And the third is my crappy rendition in photoshop.. It's late and i'm on meds for a cold.. lol
Do you belive in the ghost from christmas past?


----------



## bill

Mike thats a great guess, I never saw it (makes you wonder where I have been eating chinese food). Cool pic Hop, I will have to look at it closer and run some things to see what I can find. I see the woman. Cool


----------



## Blue Water Ho

Yup Mike got it but so did Hop, it is ice and coke under flourescent lighting. LOL........later,Dave


----------



## bill

Hop, do you have any more pictures taken with that camera the same time/day?

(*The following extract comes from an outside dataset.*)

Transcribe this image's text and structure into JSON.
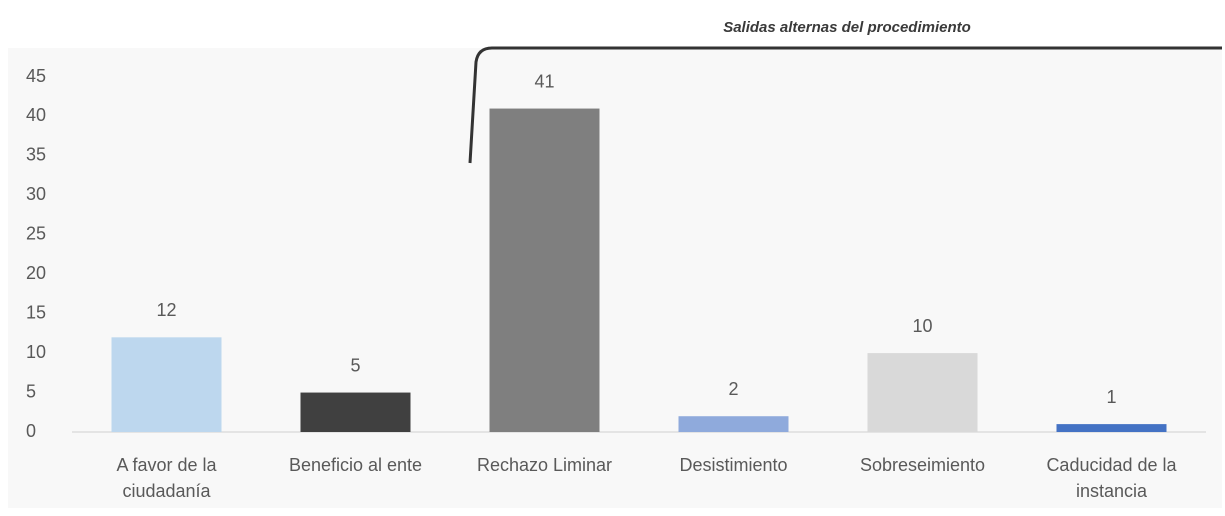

It appears that something was on the lens and just happen to follow the line curve to the front house bush. Optical. I would like to see some more images. At first I was thinking it was from the flash through a glass source but I don't see any, could have been in a car. That would account for the curve.


----------



## bill

One more thing. This is what really gets me. You have two cars. Car #1 is close, next to the stop sign. Car #2 is the far car in the driveway. If you look at the regular image, you can not see all of car #2 (back end or rear tires) because car#1 is covered with snow and should block any view from this angle. Now look at the image I posted and you can see the full detail lines of car #2, that should not happen.


----------



## bill

I know there is motion involved because of the tail lights on the truck. The snow around the truck tires is undisturbed.


----------



## Hop

The photos have not been doctored in my opinion. I got them in a email with several other photos from christmas. I'm not sure who took them or if the photos i have are all from the same camera. Here is the full res images sent to me in an email..
http://www.uberstorage.com/tex/public/snow/
I was just looking in that one pic and i thought it looked cool. I know it has to be a reflection off of something. The tail lights on the other car are all blurry. So it could have been a reflection off of the moving car that caused it.
--Hop


----------



## bill

I don't think they are "doctored" either, I think it just happens to be a optical illusion. I like looking at these type of mystery images. It gets my brain to work.


----------



## Hop

I think the reflection is off the headlight of the car coming down the street. If you notice it's hidden behind the tree. As soon as they took the picture the shutter stayed open long enough to let a little light into the lens just as the car passed. LMAO! Sounds good!
--Hop


----------



## BIONICBOBNJ

*OK, whats this?*

My belly button. :spineyes:


----------



## Profish00

fart simpson


----------



## Blue Water Ho

*Heres one to keep the game going*

Good luck.


----------



## pelican

I keep looking at it, Dave, but can't get the vision of a huge red catapillar outa my head.


----------



## Blue Water Ho

Your getting warmer but, nope.........................later,Dave


----------



## bill

Old mechanical pencil?
Soft plastic lurer?


----------



## Blue Water Ho

Nope and
nope.
Ill give yall a clue its alive............................later,Dave


----------



## Hop

I say crab leg. Or maybe a dragon fly tail...
--Hop


----------



## Blue Water Ho

*And we got a weiner............HOP*

I took this in my backyard around the pond


----------



## pelican

Pretty cool ... it lives! lol


----------



## bill

Good one, I was thinking freshwater bass worm...LOL


----------